Ariana silenced her mother’s voice in her head.

Glad?

Another voice came. The doctor at the hospital in Italy. Explaining, carefully—sensitively—what had happened.

Ariana had wept. Sobbed with a sense of heartbreak that had racked her body. The doctor had been kind, the nurses had been kind, everyone had been kind...

Yet still the sobs had come.

And a sense of bitter, bitter irony lacerated with a guilt so profound it had shaken her hand as she’d forced herself to write the letter she’d had to write. Guilt that would be with her to her dying day.

I caused it—I caused the crash. I and I alone.

Like red-hot skewers twisting into her, the self-blame came over and over again.

She shifted restlessly on her lounger.

I have to leave. I can’t stay here for ever.

But where would she go and what would she do? Her business had been closed down—her accountant was winding it up. And as for going to London...there was no point now. Unconsciously, her hand splayed over her midriff. There was an ache inside her that could never be assuaged, shot through with guilt, regret and remorse...

She gazed blankly at the wintry sun reddening into a ball over the sea. Out on the beach a dog barked. Then another noise became audible. A motor of some kind...an electric hum.

She looked around. A wooden boardwalk ran down to the beach from the cottage and a motorised wheelchair was making its way along it.

Steering it was Luca.

He could see her. And he knew she had seen him. She had twisted her head around to stare at him, shock moving across her face. More than shock. Worse than shock.

Grimly, he powered on. The wooden boards were not ideal for the wheels of his chair, and the jolting, even though it was mild, sent pain shooting through him. He ignored the pain—it had become his habit to ignore pain.

He slewed onto the deck where she was sitting, still frozen, immobile, her knuckles white.

The woman he had thought never to see again.

But now he must.

Ariana felt the blood draining from her face. For a moment faintness whirled, then cleared. She jolted to her feet.

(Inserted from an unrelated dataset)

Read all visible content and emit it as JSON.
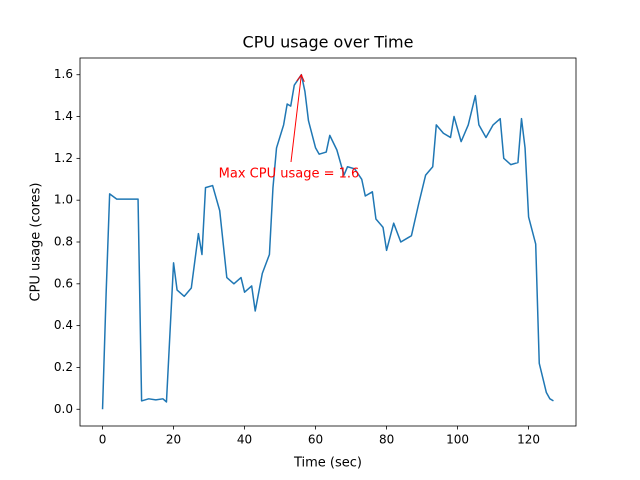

‘What...what are you doing here?’

Her voice was a croak. The banal question she had uttered seemed so inadequate she could not believe she had asked it.

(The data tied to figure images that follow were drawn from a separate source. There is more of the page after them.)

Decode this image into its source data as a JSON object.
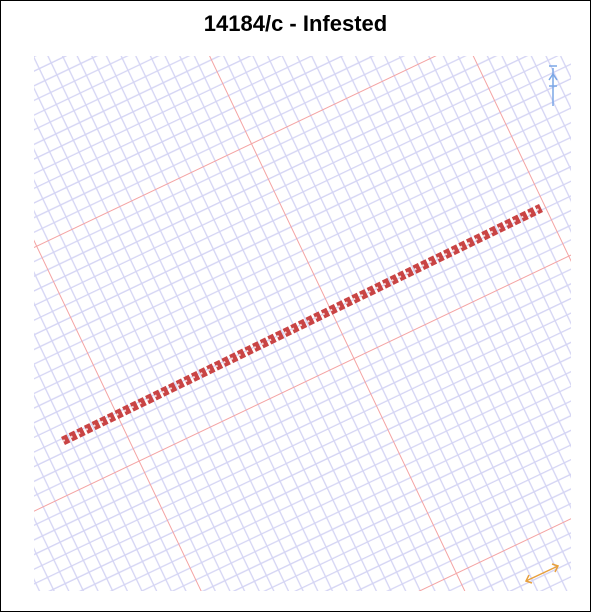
{
  "header": {
    "title": "14184/c - Infested"
  }
}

Did anything move in his eyes? There was no expression in his face, but that was not what she was looking at. What she was seeing was the greyness of it, the deep lines scored around his mouth—lines of pain. She felt emotion convulse inside her, seeing him looking the way he did. And another emotion too, that responded to it and made her pulse suddenly surge, countering the draining of blood from her own face.

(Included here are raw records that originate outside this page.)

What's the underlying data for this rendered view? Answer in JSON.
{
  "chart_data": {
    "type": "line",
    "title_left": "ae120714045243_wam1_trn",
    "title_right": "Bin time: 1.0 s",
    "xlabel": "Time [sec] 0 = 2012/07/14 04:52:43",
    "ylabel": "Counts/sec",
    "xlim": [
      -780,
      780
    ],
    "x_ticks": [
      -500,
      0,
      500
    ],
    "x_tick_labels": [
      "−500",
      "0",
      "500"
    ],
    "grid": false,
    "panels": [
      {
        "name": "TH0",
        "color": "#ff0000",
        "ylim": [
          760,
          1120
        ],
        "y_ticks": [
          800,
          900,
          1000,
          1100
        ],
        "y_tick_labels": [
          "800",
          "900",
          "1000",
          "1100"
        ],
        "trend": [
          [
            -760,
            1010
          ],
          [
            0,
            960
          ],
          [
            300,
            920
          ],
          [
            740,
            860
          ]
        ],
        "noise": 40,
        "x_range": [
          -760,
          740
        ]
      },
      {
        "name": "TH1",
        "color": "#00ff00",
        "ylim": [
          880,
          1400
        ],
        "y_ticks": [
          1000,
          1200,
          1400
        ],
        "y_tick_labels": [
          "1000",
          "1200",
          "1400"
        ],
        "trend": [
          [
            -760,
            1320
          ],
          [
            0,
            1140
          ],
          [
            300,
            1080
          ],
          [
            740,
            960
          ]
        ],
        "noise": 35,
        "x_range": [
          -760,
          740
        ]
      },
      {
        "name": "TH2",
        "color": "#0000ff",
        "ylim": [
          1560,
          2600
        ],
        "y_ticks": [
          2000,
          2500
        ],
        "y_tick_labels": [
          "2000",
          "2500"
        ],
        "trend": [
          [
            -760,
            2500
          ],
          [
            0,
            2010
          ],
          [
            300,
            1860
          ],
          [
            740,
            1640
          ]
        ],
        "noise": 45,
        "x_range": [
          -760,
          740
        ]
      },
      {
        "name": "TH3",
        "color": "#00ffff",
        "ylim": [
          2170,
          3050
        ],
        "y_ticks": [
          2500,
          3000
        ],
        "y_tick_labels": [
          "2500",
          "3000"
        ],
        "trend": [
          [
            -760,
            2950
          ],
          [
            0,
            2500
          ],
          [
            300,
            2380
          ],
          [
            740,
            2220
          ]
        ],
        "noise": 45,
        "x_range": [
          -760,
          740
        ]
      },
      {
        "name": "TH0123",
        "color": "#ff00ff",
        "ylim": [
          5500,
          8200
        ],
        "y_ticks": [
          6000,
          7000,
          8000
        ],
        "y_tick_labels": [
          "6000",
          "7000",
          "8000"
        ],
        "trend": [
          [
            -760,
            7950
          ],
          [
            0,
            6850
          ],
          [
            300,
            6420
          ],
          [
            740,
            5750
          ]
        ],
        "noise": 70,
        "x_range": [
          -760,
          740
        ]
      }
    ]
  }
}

But she must not feel that—she mustn’t.

The mask over his grey lined face did not move.

‘I’ve come to talk to you,’ he said.

She stared at him, still not believing that it was Luca here, now, on a winter beach in Florida. She saw his hands tighten, one resting on the arm of the wheelchair, the other on the control panel. His arms, his torso, moulded by the sweater he was wearing, looked as strong, as muscled as ever. Involuntarily, her eyes dropped to his lower body. Long trousers covered his legs...

Her stomach clenched with horror—the same horror that had convulsed her when the nurse at the hospital had made that nightmare revelation to her.